The SBM changes because binlog in B is rotated near 11:39.

-rw-r----- 1 mysql mysql 1.1G 4月   1 05:00 binlog.012081
-rw-r----- 1 mysql mysql 1.1G 4月   1 08:35 binlog.012082
-rw-r----- 1 mysql mysql 1.1G 4月   1 11:39 binlog.012083
-rw-r----- 1 mysql mysql 204M 4月   1 11:58 binlog.012084
-rw-r----- 1 mysql mysql 3.8K 4月   1 11:39 binlog.index

How to repeat:
None

Suggested fix:
None

Hi,

Do you have regular replication where A is master and B is slave or you have master-master circular replication?

kind regards
Bogdan

Hi,

Fot the two questions :

Do you have regular replication where A is master and B is slave?
Yes, A(Master) has Insert/Update/Delete, and B(Standby) sets log_slave_update = ON, so B(Standby) has binlog rotate without any user connections.

You have master-master circular replication?
No, these two MySQL instances keep the same UUID after udpated from 5.7.12, and erverything is OK in 5.7.12.

Hi,

if A is a master and you don't have circular replication, where does the "Seconds_behind_Master on A"  comes from? Why is "show slave status" showing anything on A ?!

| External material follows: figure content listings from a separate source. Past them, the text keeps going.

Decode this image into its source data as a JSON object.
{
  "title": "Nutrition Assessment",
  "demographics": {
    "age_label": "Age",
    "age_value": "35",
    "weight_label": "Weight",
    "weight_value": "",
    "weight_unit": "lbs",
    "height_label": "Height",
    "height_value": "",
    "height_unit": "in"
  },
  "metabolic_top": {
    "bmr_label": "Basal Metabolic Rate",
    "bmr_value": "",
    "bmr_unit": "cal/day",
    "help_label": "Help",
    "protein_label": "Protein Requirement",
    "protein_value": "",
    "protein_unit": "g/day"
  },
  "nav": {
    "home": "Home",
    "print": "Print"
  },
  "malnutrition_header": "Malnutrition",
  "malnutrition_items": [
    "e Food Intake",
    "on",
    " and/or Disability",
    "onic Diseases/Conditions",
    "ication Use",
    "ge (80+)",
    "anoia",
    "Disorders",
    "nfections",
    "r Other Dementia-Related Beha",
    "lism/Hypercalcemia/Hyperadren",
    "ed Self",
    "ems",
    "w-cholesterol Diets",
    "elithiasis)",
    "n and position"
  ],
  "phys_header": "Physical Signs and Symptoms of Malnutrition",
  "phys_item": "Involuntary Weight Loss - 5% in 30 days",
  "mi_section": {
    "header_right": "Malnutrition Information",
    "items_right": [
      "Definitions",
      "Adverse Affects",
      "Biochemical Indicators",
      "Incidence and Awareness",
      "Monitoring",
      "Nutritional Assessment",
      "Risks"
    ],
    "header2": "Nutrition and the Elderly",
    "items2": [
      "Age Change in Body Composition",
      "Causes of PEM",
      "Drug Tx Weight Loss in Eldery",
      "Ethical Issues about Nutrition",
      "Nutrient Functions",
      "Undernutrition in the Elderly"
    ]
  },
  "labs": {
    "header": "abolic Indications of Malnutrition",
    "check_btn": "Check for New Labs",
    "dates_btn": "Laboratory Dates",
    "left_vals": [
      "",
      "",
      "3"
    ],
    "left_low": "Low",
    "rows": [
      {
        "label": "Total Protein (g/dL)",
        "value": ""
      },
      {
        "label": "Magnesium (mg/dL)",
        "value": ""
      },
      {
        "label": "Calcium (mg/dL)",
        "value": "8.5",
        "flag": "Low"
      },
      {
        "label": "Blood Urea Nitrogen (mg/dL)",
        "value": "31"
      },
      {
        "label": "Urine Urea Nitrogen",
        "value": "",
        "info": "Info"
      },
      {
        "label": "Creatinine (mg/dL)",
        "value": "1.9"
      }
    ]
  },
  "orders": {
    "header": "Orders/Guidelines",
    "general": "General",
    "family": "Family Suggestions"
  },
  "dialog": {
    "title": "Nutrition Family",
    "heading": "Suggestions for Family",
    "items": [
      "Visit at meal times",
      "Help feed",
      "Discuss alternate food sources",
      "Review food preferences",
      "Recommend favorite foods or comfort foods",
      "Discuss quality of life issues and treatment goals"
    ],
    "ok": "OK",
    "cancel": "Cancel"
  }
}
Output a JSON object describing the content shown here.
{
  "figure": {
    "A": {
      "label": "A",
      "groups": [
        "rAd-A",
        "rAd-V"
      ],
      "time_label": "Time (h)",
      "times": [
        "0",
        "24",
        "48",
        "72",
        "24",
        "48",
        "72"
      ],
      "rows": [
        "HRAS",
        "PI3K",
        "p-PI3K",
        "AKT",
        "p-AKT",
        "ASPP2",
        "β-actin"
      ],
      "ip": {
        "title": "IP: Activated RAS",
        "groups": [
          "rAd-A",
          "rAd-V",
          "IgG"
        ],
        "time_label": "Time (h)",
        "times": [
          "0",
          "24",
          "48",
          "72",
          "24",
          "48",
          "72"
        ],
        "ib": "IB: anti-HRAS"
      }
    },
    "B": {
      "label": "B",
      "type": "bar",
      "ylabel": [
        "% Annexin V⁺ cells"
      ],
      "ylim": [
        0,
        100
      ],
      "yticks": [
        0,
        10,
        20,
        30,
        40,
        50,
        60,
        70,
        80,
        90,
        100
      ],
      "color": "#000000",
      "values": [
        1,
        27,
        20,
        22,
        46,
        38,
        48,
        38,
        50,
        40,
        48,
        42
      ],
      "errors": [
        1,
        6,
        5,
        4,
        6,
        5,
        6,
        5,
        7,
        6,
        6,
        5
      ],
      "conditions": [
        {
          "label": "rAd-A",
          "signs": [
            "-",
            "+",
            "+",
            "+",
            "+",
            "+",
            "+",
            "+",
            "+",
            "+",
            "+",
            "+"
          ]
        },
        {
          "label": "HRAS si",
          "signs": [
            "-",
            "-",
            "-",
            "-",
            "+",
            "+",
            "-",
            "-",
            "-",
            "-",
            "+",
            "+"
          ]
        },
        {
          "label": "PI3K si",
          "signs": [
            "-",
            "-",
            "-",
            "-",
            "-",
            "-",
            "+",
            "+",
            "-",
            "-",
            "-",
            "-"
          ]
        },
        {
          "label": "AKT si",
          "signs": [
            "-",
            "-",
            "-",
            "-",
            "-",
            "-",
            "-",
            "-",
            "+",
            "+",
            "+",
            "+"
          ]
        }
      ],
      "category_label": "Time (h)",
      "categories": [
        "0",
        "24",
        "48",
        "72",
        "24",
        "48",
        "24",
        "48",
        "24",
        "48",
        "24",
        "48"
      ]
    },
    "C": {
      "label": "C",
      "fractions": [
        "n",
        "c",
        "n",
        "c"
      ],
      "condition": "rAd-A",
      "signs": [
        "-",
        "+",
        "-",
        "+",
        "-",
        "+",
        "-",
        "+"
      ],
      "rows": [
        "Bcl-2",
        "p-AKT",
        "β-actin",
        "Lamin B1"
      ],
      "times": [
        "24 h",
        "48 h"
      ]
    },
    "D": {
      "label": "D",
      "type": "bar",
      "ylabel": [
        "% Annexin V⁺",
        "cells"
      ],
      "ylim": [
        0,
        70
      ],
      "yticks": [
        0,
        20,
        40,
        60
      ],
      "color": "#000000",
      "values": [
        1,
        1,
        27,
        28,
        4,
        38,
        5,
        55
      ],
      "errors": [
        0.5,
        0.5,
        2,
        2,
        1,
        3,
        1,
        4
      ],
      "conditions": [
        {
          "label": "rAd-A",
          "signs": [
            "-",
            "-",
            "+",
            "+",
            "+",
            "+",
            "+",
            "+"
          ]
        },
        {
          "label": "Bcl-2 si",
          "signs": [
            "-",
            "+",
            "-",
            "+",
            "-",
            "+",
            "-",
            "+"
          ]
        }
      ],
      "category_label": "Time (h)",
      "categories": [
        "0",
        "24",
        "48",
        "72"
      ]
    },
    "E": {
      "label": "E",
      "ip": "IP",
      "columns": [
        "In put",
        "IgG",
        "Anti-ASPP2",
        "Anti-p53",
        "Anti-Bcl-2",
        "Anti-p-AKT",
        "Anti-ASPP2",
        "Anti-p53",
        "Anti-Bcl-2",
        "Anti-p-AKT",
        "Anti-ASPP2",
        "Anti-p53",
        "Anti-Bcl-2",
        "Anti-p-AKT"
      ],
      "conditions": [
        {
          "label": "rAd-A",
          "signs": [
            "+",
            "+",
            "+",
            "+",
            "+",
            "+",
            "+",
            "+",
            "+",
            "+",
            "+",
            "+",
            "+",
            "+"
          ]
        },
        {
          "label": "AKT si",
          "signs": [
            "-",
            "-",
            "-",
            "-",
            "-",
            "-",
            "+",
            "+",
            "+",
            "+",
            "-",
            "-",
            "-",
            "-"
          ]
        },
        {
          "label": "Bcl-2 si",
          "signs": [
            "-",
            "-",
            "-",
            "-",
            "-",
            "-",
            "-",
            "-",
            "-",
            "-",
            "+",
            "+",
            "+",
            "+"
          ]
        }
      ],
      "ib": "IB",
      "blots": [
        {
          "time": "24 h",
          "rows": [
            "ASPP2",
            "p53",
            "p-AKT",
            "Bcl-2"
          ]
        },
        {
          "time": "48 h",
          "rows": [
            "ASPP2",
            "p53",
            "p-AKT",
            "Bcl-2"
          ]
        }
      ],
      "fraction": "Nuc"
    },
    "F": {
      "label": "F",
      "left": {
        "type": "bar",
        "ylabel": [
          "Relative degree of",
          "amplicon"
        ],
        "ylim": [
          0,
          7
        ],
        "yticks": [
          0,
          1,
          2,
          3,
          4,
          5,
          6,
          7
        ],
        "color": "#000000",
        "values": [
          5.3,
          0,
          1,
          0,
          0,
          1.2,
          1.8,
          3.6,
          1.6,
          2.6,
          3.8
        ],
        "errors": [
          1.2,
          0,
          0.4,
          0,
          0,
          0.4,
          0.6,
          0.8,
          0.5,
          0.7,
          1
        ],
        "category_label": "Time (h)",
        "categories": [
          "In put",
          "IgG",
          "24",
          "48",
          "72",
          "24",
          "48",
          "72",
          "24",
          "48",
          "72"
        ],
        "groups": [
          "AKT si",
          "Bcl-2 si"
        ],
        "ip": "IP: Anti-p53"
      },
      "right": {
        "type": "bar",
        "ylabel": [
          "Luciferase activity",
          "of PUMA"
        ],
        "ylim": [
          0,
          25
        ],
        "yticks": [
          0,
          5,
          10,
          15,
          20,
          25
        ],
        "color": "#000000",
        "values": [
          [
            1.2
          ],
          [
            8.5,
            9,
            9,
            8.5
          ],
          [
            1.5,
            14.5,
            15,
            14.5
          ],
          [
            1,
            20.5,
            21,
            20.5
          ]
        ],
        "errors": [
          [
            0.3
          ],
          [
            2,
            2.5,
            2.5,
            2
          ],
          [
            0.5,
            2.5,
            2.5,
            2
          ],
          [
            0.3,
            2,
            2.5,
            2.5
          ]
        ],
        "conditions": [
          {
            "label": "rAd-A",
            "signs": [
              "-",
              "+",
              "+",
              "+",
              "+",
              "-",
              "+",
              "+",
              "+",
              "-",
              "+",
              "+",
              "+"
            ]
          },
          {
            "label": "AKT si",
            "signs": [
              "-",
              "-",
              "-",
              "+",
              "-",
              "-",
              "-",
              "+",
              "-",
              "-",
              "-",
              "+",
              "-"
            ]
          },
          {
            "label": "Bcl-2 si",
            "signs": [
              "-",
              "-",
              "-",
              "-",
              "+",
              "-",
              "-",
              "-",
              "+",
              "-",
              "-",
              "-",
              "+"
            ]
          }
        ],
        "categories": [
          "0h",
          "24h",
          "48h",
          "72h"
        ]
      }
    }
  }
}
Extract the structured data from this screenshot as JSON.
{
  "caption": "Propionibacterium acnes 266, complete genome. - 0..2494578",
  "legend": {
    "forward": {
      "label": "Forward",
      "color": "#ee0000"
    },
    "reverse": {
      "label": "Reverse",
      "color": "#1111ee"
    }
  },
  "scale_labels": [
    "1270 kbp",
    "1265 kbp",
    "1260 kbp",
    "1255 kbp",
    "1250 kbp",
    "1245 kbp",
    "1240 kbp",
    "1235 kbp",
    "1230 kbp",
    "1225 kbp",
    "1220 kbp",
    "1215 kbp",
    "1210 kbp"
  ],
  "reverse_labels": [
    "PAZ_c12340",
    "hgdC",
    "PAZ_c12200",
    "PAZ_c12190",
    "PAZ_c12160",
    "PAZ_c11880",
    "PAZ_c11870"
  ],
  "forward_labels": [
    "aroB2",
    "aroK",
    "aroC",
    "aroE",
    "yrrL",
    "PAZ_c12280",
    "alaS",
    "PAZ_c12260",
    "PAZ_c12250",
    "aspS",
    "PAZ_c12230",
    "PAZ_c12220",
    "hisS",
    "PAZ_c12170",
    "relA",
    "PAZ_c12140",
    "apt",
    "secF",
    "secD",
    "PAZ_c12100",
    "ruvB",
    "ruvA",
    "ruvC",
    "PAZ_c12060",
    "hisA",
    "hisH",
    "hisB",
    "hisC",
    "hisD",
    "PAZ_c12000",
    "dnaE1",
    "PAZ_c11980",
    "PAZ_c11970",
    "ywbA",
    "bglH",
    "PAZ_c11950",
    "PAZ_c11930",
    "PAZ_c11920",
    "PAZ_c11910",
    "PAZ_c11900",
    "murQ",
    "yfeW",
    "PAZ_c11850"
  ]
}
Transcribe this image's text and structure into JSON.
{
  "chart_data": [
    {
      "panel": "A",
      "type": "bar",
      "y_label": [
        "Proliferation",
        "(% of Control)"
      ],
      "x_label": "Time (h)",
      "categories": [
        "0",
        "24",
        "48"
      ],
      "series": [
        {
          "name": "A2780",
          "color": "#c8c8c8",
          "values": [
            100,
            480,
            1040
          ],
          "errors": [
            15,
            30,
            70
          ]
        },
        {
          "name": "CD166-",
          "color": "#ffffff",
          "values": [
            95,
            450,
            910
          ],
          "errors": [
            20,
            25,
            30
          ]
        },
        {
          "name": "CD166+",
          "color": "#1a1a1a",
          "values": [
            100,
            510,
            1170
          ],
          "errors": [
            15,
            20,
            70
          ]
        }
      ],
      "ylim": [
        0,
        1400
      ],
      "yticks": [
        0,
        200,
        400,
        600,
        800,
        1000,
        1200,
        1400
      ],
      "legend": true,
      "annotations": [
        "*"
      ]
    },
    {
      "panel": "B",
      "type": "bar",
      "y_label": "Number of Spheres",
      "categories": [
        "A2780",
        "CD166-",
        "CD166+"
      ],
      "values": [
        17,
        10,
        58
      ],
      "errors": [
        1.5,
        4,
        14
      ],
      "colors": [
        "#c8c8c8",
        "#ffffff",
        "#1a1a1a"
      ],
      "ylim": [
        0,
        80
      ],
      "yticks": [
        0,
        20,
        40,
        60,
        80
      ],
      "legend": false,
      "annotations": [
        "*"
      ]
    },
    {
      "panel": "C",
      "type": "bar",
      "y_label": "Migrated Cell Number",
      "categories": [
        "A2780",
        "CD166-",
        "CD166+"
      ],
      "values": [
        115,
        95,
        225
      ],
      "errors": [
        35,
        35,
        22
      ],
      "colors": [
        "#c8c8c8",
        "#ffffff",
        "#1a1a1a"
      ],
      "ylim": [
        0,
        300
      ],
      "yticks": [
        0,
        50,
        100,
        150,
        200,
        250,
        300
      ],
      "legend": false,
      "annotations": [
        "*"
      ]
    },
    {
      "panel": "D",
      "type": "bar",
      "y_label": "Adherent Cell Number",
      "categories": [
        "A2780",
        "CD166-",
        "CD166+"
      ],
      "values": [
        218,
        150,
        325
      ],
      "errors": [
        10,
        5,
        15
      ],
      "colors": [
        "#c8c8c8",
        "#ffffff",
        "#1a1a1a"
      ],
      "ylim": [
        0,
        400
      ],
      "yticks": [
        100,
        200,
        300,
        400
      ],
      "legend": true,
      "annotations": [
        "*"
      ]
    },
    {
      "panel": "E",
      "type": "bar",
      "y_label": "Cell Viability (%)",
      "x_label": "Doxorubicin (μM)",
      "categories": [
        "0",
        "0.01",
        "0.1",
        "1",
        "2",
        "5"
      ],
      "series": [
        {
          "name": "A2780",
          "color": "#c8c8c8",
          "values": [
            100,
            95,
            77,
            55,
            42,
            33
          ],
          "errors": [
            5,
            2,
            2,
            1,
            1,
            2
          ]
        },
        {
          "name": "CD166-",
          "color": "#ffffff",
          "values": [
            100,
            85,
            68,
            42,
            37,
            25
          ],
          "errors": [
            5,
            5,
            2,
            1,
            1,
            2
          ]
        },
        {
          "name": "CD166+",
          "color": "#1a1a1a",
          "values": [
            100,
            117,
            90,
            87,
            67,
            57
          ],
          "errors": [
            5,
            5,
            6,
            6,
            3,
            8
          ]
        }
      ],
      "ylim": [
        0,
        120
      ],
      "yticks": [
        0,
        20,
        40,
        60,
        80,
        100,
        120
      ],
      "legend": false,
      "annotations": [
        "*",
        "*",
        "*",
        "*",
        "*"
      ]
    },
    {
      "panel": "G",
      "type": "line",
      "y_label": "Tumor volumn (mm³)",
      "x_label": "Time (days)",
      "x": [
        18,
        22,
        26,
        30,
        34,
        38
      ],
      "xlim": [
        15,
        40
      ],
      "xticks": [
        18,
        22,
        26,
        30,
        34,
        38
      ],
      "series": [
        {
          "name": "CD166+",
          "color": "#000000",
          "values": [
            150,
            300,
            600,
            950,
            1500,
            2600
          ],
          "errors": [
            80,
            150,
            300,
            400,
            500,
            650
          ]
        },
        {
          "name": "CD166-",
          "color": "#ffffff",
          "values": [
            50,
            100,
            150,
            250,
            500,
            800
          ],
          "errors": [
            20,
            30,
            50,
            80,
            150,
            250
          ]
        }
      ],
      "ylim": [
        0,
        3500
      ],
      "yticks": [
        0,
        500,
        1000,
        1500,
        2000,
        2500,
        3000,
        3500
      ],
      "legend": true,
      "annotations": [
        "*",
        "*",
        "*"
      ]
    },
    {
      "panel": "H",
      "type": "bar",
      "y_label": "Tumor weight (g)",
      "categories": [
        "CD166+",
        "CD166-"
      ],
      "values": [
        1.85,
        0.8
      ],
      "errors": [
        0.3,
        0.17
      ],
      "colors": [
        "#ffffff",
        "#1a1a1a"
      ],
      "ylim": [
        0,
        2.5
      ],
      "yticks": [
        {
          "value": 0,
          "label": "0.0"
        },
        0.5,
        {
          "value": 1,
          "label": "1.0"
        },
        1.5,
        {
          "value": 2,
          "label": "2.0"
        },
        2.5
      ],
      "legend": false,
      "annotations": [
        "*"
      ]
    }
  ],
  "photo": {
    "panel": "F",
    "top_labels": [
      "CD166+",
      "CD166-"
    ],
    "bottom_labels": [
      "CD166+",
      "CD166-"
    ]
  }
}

I think this is not a bug but you need to contact support team to review your setup. If you think otherwise please describe properly your setup and the problem.

kind regards
Bogdan

furthermore, did you run mysql_upgrade after upgrading?

Hi,
    Maybe I misunderstand the "circular replication". Our structure is A<-->B, a Master-Master structure, both A and B are Master and Slave, but only A have Insert/Update/Delete. B is used as Standby and will accept user connections when A is down.

    mysql_upgrade was ran after upgrading correctly.

Hi,

>    Maybe I misunderstand the "circular replication". Our structure is A<-->B, a Master-Master structure, both A and B are Master and Slave

Yes, that is circular replication. 

I was not able to reproduce your problem. Did upgrade from 5.7.12 to 5.7.25, ran a circular replication with a high load on single node and have not notice slave "lagging" on that node. 

You might want to turn on full log on your "standby" server to check if there are any queries executed there.

kind regards
Bogdan

Hi,
    Load on A(Master) is low, nearly 2000 qps and 3 average load in Linux. GTID of B(Standby) is not changed, but I will check the general log later.
    What's more, I have tried to change multi-thread-replication to single-thread-replication by only setting slave_parallel_work to 0 yesterday,  the SBM looks normally. But MTR is necessary, so I changed back after several hours and DBM jumps again.